The mixture components for the new model are shown below:

```{r}
estimated_pi_tight_grid <- readr::read_rds(
  "rds_data/mash_estimated_pi_tight_grid.rds"
)
print(estimated_pi_tight_grid[estimated_pi_tight_grid >= 1e-3])
```

With this new covariance grid, we see much more weight being put on HS signals with a very slight amount of amplification. This coheres more closely with the STAN model, though the level of amplification is slightly less. 

```{r}
post_preds_mash <- readr::read_rds(
 "~/Documents/academic/drosophila_longevity/drosophila-longevity/rds_data/mash_sig_posterior_weights_df.rds"
)
```

With this new model in hand, I wanted to look at the posterior predictions of class membership given by mash. Below is a scatterplot of the regression coefficients colored by their most likely mixture component membership.

```{r, include=FALSE}
# I think the best approach here is to do a scatter plot with color classifications
mash_post_mat <- post_preds_mash %>% dplyr::select(-site) %>% as.matrix()
cov_mat_names <- colnames(mash_post_mat)
map_mash <- cov_mat_names[max.col(mash_post_mat)]
map_mash_df <- data.frame(site = post_preds_mash$site, cov_map = map_mash)
summary_table_sig <- summary_table_sig %>%
  dplyr::inner_join(map_mash_df, by=c("site"))
```

```{r}
ggplot(data = summary_table_sig, aes(x = coef_HS, y = coef_CTRL, color = cov_map)) + 
  geom_point(size = .75)
```

The most interesting part of the plot is on the bottom left, where we can see that there are two clusters: one of equal effects and the other of amplified effects, with a relatively well defined dividing line between the clusters. 

## Testing Approach

A third approach to demonstrating different effect sizes between control and high sugar effects is to use a test to compare the coefficient in the high sugar group to the coefficient in the control group.

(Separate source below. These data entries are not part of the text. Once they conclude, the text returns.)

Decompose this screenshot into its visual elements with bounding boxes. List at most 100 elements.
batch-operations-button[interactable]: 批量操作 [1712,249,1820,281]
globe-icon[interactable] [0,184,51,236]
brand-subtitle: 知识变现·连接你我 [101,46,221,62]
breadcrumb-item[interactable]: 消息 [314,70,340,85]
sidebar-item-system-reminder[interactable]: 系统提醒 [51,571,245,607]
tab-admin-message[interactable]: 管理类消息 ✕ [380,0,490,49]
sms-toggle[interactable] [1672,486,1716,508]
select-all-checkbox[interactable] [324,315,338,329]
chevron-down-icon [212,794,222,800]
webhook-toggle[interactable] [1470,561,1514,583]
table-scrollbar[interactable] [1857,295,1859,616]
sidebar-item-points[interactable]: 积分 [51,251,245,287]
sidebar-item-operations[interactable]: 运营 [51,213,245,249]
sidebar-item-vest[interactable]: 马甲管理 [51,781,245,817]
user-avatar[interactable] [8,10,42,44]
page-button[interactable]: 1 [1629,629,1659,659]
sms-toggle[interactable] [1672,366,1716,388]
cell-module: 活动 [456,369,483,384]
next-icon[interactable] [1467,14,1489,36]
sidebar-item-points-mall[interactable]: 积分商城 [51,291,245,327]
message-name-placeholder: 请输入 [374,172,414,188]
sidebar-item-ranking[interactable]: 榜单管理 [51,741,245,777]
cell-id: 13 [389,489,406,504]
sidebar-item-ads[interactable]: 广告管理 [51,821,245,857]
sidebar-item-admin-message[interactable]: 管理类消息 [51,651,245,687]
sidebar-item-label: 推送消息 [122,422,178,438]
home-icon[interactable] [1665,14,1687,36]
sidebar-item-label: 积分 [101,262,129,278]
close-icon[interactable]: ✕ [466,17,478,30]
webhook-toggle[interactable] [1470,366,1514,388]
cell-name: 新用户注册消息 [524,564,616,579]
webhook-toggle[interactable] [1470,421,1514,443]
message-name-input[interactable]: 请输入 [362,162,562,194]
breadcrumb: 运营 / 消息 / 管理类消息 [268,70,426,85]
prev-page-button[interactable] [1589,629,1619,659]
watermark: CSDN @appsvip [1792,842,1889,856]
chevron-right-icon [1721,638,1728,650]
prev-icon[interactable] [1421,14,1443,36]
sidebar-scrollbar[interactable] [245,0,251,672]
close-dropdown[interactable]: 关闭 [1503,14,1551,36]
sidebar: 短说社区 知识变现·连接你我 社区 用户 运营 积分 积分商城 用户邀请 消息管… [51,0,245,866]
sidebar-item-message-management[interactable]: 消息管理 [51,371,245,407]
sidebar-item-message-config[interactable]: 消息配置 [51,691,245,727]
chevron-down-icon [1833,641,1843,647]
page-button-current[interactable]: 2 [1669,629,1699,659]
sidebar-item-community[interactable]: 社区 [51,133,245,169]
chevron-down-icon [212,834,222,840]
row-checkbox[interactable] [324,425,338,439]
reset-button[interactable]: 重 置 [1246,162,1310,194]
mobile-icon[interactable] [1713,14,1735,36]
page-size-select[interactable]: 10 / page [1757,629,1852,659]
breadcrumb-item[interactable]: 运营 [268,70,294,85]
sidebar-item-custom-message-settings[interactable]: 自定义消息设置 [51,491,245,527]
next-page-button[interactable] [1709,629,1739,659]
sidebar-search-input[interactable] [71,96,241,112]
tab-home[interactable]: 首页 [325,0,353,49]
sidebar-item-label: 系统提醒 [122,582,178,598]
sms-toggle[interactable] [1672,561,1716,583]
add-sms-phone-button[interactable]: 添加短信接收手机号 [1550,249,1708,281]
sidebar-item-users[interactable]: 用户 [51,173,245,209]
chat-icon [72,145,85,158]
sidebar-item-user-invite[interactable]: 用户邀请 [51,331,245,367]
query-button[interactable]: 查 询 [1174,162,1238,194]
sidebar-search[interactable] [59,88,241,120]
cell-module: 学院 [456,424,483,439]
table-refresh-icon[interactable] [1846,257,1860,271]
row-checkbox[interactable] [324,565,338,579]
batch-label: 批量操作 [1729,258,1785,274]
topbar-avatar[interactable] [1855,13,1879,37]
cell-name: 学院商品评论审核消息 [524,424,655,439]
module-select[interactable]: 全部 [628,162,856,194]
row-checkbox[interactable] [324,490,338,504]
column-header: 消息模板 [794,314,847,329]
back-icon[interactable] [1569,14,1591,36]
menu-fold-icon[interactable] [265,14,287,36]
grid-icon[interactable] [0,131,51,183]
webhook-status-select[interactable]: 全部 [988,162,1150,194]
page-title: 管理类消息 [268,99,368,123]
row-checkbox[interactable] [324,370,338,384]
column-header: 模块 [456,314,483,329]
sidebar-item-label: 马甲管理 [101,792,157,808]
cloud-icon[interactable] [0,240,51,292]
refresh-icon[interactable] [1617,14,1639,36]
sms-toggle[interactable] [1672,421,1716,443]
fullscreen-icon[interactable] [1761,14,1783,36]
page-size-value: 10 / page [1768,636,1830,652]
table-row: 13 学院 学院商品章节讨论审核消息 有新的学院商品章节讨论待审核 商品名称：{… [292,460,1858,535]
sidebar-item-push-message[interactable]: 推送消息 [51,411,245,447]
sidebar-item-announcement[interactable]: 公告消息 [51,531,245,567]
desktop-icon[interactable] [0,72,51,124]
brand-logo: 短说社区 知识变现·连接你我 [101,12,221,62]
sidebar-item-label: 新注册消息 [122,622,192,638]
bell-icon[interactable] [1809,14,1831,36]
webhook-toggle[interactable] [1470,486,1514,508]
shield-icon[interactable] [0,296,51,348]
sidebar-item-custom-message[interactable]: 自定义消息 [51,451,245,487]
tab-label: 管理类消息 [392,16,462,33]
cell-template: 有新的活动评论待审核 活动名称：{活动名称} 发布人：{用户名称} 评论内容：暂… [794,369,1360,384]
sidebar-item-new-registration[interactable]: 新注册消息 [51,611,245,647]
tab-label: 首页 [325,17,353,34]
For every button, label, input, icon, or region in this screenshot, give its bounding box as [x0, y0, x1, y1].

While in some ways this is less appealing because it does not specify a generative model for GxE, it also requires fewer assumptions about the mathematical nature of potential amplifications. 

Specifically, we could envision conducting the hypothesis test that the effect of a SNP in the high sugar group has a more significant negative effect on longevity than the effect of a SNP in the control group. 

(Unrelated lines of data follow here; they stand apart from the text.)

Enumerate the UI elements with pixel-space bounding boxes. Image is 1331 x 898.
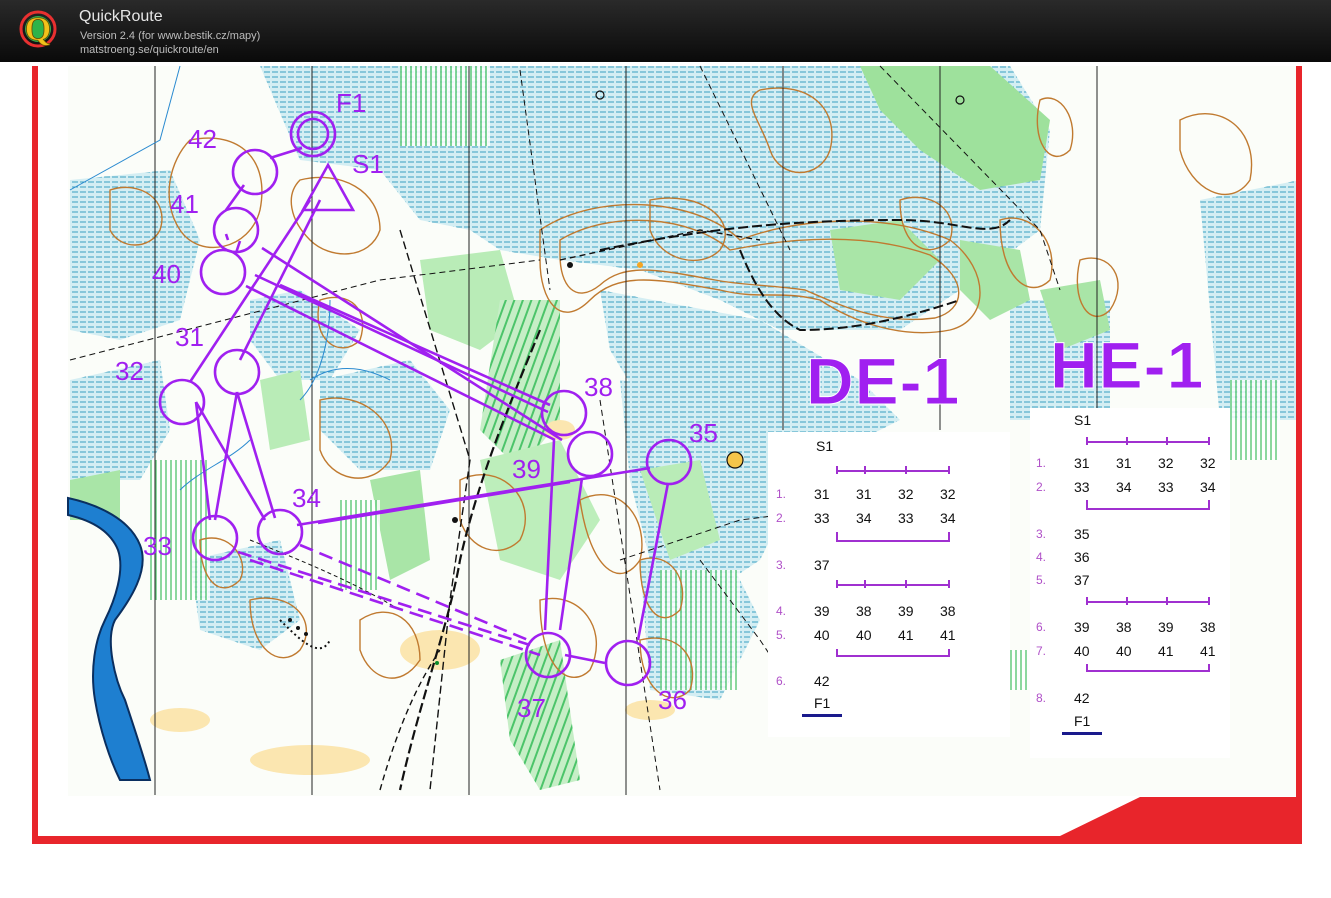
orienteering-map[interactable]: F1 S1 42 41 40 31 32 33 34 38 39 35 37 3…	[0, 62, 1331, 897]
label-38: 38	[584, 372, 613, 402]
label-s1: S1	[352, 149, 384, 179]
label-f1: F1	[336, 88, 366, 118]
label-41: 41	[170, 189, 199, 219]
app-url: matstroeng.se/quickroute/en	[80, 44, 219, 56]
legend-he-start: S1	[1074, 412, 1092, 428]
label-31: 31	[175, 322, 204, 352]
label-34: 34	[292, 483, 321, 513]
app-version: Version 2.4 (for www.bestik.cz/mapy)	[80, 30, 261, 42]
title-bar: Q QuickRoute Version 2.4 (for www.bestik…	[0, 0, 1331, 62]
legend-de: S1 1. 31 31 32 32 2. 33 34 33 34 3. 37 4…	[768, 432, 1010, 737]
label-42: 42	[188, 124, 217, 154]
label-33: 33	[143, 531, 172, 561]
course-title-he: HE-1	[1049, 328, 1205, 402]
legend-he-finish: F1	[1074, 713, 1091, 729]
label-40: 40	[152, 259, 181, 289]
quickroute-logo-icon: Q	[19, 10, 57, 48]
label-36: 36	[658, 685, 687, 715]
app-title: QuickRoute	[79, 8, 163, 25]
course-title-de: DE-1	[805, 344, 961, 418]
label-37: 37	[517, 693, 546, 723]
label-35: 35	[689, 418, 718, 448]
legend-de-finish: F1	[814, 695, 831, 711]
legend-he: S1 1. 31 31 32 32 2. 33 34 33 34 3. 35 4…	[1030, 408, 1230, 758]
svg-text:Q: Q	[25, 11, 51, 48]
label-32: 32	[115, 356, 144, 386]
legend-de-start: S1	[816, 438, 834, 454]
label-39: 39	[512, 454, 541, 484]
club-label: BL: FGo	[1165, 870, 1260, 897]
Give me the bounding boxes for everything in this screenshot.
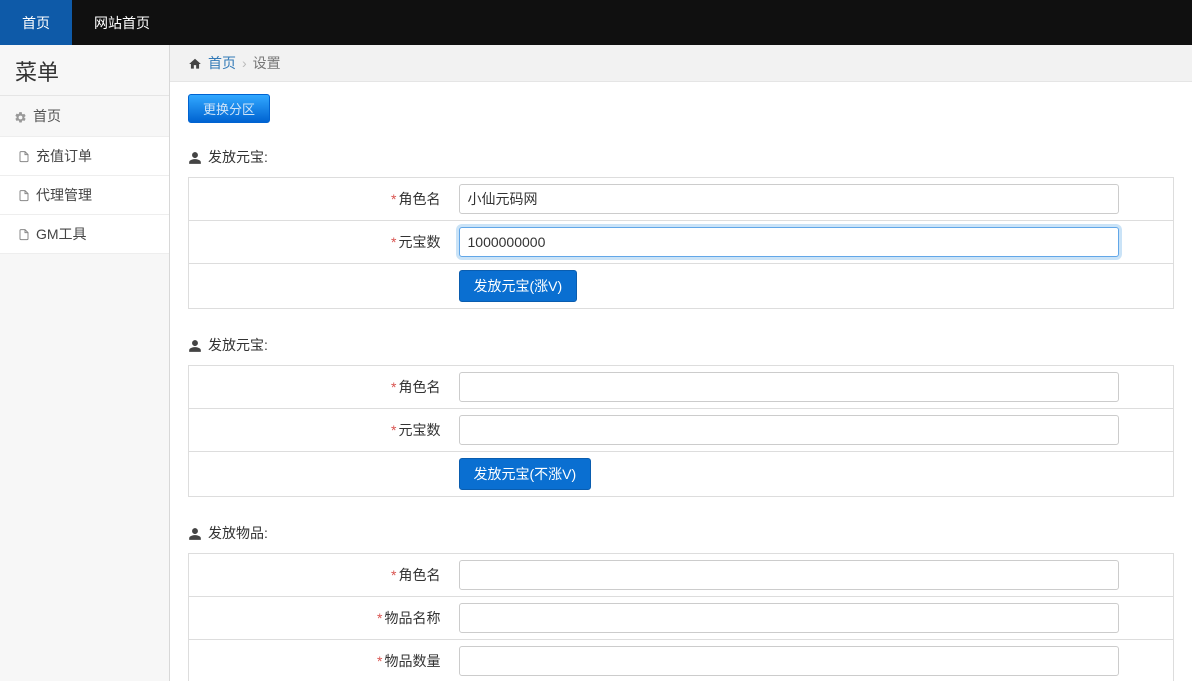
main-content: 首页 › 设置 更换分区 发放元宝: *角色名 *元宝数 xyxy=(170,45,1192,681)
tab-home[interactable]: 首页 xyxy=(0,0,72,45)
role-name-input[interactable] xyxy=(459,372,1119,402)
breadcrumb: 首页 › 设置 xyxy=(170,45,1192,82)
tab-site-home-label: 网站首页 xyxy=(94,13,150,33)
item-qty-input[interactable] xyxy=(459,646,1119,676)
sidebar-group-header-label: 首页 xyxy=(33,106,61,126)
section-title-text: 发放元宝: xyxy=(208,147,268,167)
change-zone-button[interactable]: 更换分区 xyxy=(188,94,270,123)
label-cell: *元宝数 xyxy=(189,409,449,452)
form-item: *角色名 *物品名称 *物品数量 发放物品 xyxy=(188,553,1174,681)
sidebar-item-gm-tools[interactable]: GM工具 xyxy=(0,215,169,254)
sidebar-item-recharge[interactable]: 充值订单 xyxy=(0,136,169,176)
field-label: 元宝数 xyxy=(399,234,441,250)
gear-icon xyxy=(14,108,27,123)
role-name-input[interactable] xyxy=(459,560,1119,590)
section-title-text: 发放物品: xyxy=(208,523,268,543)
top-nav: 首页 网站首页 xyxy=(0,0,1192,45)
field-label: 角色名 xyxy=(399,567,441,583)
section-title-yuanbao-novip: 发放元宝: xyxy=(188,335,1174,355)
home-icon xyxy=(188,55,202,71)
label-cell: *角色名 xyxy=(189,366,449,409)
sidebar: 菜单 首页 充值订单 代理管理 xyxy=(0,45,170,681)
file-icon xyxy=(18,188,30,203)
label-cell xyxy=(189,264,449,309)
section-title-yuanbao-vip: 发放元宝: xyxy=(188,147,1174,167)
person-icon xyxy=(188,525,202,541)
give-yuanbao-novip-button[interactable]: 发放元宝(不涨V) xyxy=(459,458,592,490)
yuanbao-amount-input[interactable] xyxy=(459,227,1119,257)
label-cell: *物品数量 xyxy=(189,640,449,681)
section-title-text: 发放元宝: xyxy=(208,335,268,355)
person-icon xyxy=(188,149,202,165)
label-cell: *物品名称 xyxy=(189,597,449,640)
tab-home-label: 首页 xyxy=(22,13,50,33)
label-cell: *角色名 xyxy=(189,178,449,221)
breadcrumb-home-link[interactable]: 首页 xyxy=(208,53,236,73)
section-title-item: 发放物品: xyxy=(188,523,1174,543)
tab-site-home[interactable]: 网站首页 xyxy=(72,0,172,45)
breadcrumb-current: 设置 xyxy=(253,53,281,73)
field-label: 物品名称 xyxy=(385,610,441,626)
label-cell: *元宝数 xyxy=(189,221,449,264)
sidebar-group: 首页 充值订单 代理管理 GM工具 xyxy=(0,95,169,254)
file-icon xyxy=(18,227,30,242)
person-icon xyxy=(188,337,202,353)
breadcrumb-separator: › xyxy=(242,55,247,71)
sidebar-group-header[interactable]: 首页 xyxy=(0,96,169,136)
give-yuanbao-vip-button[interactable]: 发放元宝(涨V) xyxy=(459,270,578,302)
sidebar-item-label: GM工具 xyxy=(36,226,87,242)
label-cell: *角色名 xyxy=(189,554,449,597)
field-label: 角色名 xyxy=(399,191,441,207)
yuanbao-amount-input[interactable] xyxy=(459,415,1119,445)
form-yuanbao-vip: *角色名 *元宝数 发放元宝(涨V) xyxy=(188,177,1174,309)
field-label: 角色名 xyxy=(399,379,441,395)
item-name-input[interactable] xyxy=(459,603,1119,633)
sidebar-item-label: 充值订单 xyxy=(36,148,92,164)
field-label: 物品数量 xyxy=(385,653,441,669)
form-yuanbao-novip: *角色名 *元宝数 发放元宝(不涨V) xyxy=(188,365,1174,497)
sidebar-title: 菜单 xyxy=(0,45,169,95)
sidebar-item-agent[interactable]: 代理管理 xyxy=(0,176,169,215)
label-cell xyxy=(189,452,449,497)
sidebar-item-label: 代理管理 xyxy=(36,187,92,203)
content: 更换分区 发放元宝: *角色名 *元宝数 发放元宝( xyxy=(170,82,1192,681)
file-icon xyxy=(18,149,30,164)
role-name-input[interactable] xyxy=(459,184,1119,214)
field-label: 元宝数 xyxy=(399,422,441,438)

For each SNP, let $\hat{\beta}_{hs}$ and $\hat{\beta}_{c}$ be the estimated high sugar and control effects, respectively. Also, let $\hat{\sigma}_{hs}$ and $\hat{\sigma}_{c}$ be the standard error estimates for the regression estimates of the high sugar and control effects, respectively. Then, we can define a Z-score as:

\begin{equation*}
z = \frac{\hat{\beta}_{hs} - \hat{\beta}_{c}}{\sqrt{\hat{\sigma}^{2}_{hs} + \hat{\sigma}^{2}_{c}}}
\end{equation*}

The density plot of p-values in shown below for this test:

```{r}
summary_table_sig <- summary_table_sig %>%
  dplyr::mutate(reg_z = (coef_HS - coef_CTRL) / sqrt(std_error_ctrl ^ 2 + std_error_hs ^ 2))

summary_table_sig <- summary_table_sig %>%
  dplyr::mutate(reg_p = pnorm(reg_z))
```

```{r}
plot(density(summary_table_sig$reg_p, from = 0, to = 1), main = "P-value of Regression Coefficient Test", ylim = c(0, 3.25))
```
Clearly, this distribution deviates very strongly from uniformity, indicating there are likely many signals that are stronger in the case of the high sugar group than the control group

```{r}
summary_table_sig <- summary_table_sig %>%
  dplyr::mutate(reg_fdr = qvalue::lfdr(reg_p))

num_shared_hs_amp <- summary_table_sig %>%
  dplyr::filter(sig_cat == 'shared' & reg_fdr <= .1) %>%
  nrow()
```

If we look at the signals that are described as "shared" by Pallares et al. but have a local FDR below .1, we identify 72 candidate SNPs for amplification.